Both men and women are at equal risk for Crohn's disease, and it can occur at any age. However, it most commonly appears between the ages of 13 and 30.
Depending on the type of Crohn's disease, symptoms may vary. However, some of the common symptoms of Crohn's disease include stomach pain, diarrhea, fever, loss of appetite, weight loss, anemia, and anal fissures.
Crohn's disease can also affect the immune system, causing symptoms that are not related to the digestive system. Some of these symptoms are skin rashes, liver disease, problems with eyes, and joint pain. Unfortunately, many of the symptoms of Crohn's disease are similar to symptoms of other diseases, making it hard to diagnose.
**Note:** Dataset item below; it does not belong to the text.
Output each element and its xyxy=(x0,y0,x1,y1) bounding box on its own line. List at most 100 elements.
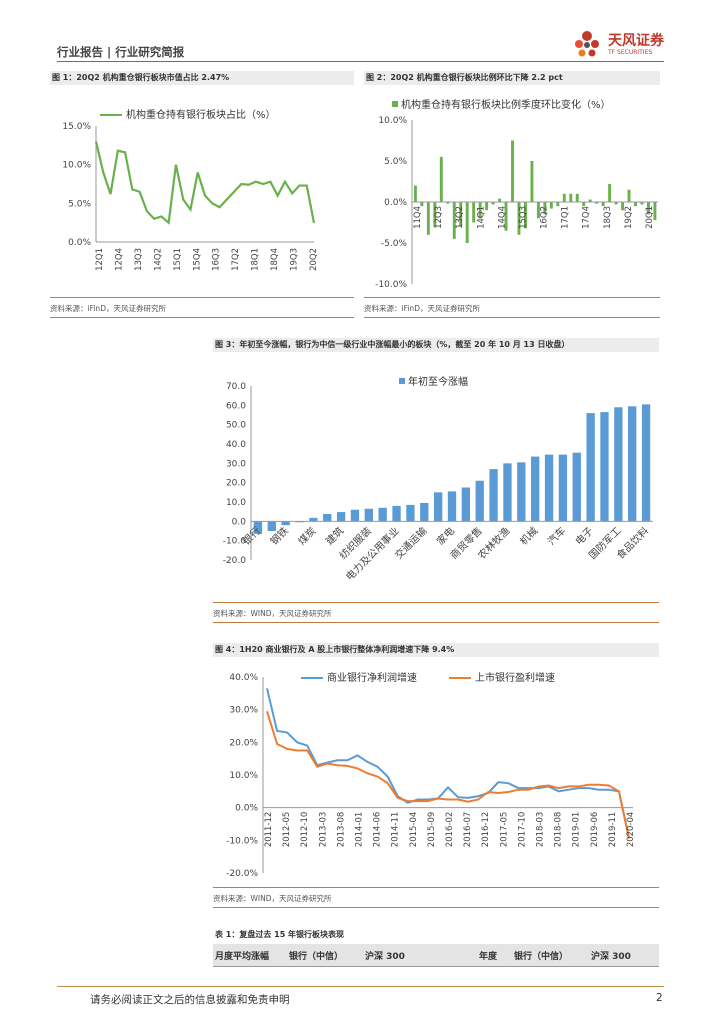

Unfortunately, Crohn's disease is chronic, and there is no cure. Certain treatments can help to put the disease into remission for a period of time. Typically, most patients with mild to moderate symptoms of Crohn's disease will be prescribed an anti-diarrheal medication or antibiotic to control symptoms and stop the inflammation. Once the symptoms are under control, patients are usually prescribed medicines keep them from emerging again.
Patients diagnosed with Crohn's disease often see their doctor at least every six months, with lab tests needed every two to three months to make sure the body is stable. If the outlook for patients with Crohn's disease is good, and they can usually go about living a normal life with help from their doctor.